More than a year and a half after Leonard da Vinci’s Salvator Mundi became the most expensive artwork to ever sell at auction, the painting is still making headlines. Only now it’s because no one seems to know exactly where the mysterious piece of art is.
While some art-world insiders believe that the 500-year-old painting of Jesus—which sold for an astonishing $450.3 million, with fees, at Christie’s New York in November 2017—is sitting in secretive tax-free storage in Switzerland, a new theory is starting to gain traction. Last week, Artnet News published an opinion piece by art dealer Kenny Schachter in which he posited that the last-known privately held Leonardo is actually onboard the Serene, the superyacht belonging to Saudi Arabia’s Crown Prince Mohammad bin Salman.
Although the winning bid for Salvator Mundi was placed by Saudi prince Badr bin Abdullah bin Mohammed bin Farhan al-Saud, a friend and ally of bin Salman, it’s long been believed that he was acting on behalf of the crown prince, reports CNN Style. Despite an official denial from the Saudi embassy in late 2017, saying that Prince Badr had acted as an intermediary for the Abu Dhabi Department of Culture and Tourism instead, bin Salman has never released a statement himself confirming or denying his role in the purchase.
The painting was supposed to go on display at the Louvre Abu Dhabi last year, but it never did, something some attribute to the museum crediting Salvator Mundi to “the workshop of Leonardo da Vinci,” rather than to the artist himself. But citing “two principals involved in the transaction,” Schacter says the painting is actually onboard the 439-foot Serene, where it will reportedly remain until the crown prince can complete a new cultural hub in Al-Ula. As for where that places the painting today, Bloomberg reports the boat was most recently spotted in the Red Sea off Sharm el-Sheikh, an Egyptian resort town on the Sinai Peninsula, in late May.

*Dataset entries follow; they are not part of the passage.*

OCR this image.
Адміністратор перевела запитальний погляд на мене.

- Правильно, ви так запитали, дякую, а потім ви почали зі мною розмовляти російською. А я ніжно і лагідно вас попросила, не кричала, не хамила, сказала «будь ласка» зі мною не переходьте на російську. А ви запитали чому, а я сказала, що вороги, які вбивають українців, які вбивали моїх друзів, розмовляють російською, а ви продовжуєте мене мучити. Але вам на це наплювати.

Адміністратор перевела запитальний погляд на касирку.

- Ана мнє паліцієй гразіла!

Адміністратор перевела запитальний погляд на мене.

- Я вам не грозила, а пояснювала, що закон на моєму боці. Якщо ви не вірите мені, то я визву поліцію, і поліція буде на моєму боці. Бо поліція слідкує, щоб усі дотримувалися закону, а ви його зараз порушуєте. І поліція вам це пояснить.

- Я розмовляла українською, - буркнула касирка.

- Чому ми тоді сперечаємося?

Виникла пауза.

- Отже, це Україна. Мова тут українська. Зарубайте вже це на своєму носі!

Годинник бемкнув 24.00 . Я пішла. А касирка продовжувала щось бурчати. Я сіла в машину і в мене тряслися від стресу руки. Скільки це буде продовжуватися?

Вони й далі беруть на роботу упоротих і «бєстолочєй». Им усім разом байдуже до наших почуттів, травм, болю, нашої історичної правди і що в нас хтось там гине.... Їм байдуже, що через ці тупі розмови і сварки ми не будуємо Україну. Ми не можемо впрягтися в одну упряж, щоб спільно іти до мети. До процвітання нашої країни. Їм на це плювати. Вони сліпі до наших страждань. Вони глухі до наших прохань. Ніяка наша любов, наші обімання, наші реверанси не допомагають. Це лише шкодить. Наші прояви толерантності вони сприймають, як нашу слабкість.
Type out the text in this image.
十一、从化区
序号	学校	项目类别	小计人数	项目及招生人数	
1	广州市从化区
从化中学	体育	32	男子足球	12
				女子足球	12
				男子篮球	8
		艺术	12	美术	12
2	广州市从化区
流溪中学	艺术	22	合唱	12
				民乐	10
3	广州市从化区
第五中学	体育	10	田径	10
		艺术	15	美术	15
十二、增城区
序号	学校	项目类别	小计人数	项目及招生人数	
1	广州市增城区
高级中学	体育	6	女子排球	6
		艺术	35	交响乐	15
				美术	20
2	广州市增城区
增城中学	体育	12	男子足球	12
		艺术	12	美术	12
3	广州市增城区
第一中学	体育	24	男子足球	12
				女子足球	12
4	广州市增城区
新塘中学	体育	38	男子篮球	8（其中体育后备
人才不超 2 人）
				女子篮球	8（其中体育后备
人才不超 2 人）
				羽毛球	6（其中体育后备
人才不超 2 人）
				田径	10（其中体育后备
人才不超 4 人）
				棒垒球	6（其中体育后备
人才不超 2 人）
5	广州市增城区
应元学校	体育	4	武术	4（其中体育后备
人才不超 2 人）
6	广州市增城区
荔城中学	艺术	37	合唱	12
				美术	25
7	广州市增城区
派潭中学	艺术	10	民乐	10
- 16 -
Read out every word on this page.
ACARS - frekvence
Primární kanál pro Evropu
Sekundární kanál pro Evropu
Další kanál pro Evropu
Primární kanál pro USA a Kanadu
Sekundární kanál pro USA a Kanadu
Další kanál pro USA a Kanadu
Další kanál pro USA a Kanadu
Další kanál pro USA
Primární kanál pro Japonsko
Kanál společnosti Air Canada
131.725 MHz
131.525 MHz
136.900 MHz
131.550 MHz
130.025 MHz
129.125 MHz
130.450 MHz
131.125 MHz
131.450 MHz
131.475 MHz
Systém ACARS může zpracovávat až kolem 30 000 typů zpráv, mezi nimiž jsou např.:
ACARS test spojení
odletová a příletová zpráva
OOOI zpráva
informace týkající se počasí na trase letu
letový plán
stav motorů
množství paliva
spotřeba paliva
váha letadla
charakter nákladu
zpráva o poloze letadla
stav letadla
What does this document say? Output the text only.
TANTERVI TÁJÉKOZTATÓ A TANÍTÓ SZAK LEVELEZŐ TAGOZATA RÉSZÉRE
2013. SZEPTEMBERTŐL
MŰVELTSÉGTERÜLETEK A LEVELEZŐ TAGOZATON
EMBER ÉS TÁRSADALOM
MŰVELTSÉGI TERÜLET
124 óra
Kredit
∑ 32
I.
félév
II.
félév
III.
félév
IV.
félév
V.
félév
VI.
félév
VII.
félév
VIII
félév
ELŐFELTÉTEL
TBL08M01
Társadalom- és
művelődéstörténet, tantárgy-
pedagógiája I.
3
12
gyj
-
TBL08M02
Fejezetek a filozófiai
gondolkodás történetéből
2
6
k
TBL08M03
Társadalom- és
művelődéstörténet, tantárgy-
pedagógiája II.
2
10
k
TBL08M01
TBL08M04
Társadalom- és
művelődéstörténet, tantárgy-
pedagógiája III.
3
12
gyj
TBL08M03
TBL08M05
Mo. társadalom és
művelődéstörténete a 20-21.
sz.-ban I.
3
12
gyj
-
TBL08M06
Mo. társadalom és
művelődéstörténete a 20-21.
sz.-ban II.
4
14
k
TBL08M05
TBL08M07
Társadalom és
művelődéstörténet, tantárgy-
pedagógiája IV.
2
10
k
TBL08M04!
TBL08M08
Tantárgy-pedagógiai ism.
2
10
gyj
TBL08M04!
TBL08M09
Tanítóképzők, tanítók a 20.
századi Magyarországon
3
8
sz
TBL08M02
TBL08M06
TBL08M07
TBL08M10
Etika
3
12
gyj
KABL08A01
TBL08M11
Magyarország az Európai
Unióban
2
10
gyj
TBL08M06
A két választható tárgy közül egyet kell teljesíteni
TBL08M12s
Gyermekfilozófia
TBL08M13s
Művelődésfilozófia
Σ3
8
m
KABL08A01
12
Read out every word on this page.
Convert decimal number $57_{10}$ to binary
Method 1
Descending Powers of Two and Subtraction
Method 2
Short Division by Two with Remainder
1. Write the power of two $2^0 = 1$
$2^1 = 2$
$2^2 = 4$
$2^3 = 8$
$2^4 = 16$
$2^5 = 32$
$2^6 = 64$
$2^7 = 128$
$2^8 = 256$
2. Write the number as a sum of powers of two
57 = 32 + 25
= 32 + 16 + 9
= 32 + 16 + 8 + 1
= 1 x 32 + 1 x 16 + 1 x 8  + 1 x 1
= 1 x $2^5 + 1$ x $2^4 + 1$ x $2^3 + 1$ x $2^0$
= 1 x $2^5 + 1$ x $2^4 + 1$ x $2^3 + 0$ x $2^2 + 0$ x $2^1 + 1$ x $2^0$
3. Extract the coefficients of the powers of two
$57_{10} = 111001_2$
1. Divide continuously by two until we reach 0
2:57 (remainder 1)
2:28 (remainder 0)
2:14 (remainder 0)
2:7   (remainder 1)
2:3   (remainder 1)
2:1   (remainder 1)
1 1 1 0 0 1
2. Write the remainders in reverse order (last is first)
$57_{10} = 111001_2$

Displaying the world’s most expensive painting onboard a boat—superyacht or not—may seem unlikely, but it’s not without precedent. Bloomberg points out that the ultra-wealthy have long decorated their yachts with priceless artwork. London-born billionaire Joe Lewis, for example, has Francis Bacon’s “Triptych 1974 – 1977″ (worth an estimated $70 million), on his 321-foot superyacht, the Aviva.
If Schachter is correct, and the painting is onboard the Serene, there’s still plenty of mystery surrounding the Salvator Mundi itself. Dismissed as a copy as recently as the 1950s, when it sold for a measly $57, there’s still confusion about whether or not Leonardo is responsible for the painting, even among the group of experts who first attributed the work to him in 2008. The Louvre’s credit certainly seems to signal the museum’s view that there’s room for discussion. Meanwhile, Metropolitan Museum of Art curator Carmen Bambach, one of the scholars who examined the painting in 2008, is expected to credit one of his assistants, Giovanni Antonio Boltraffio, in an upcoming book.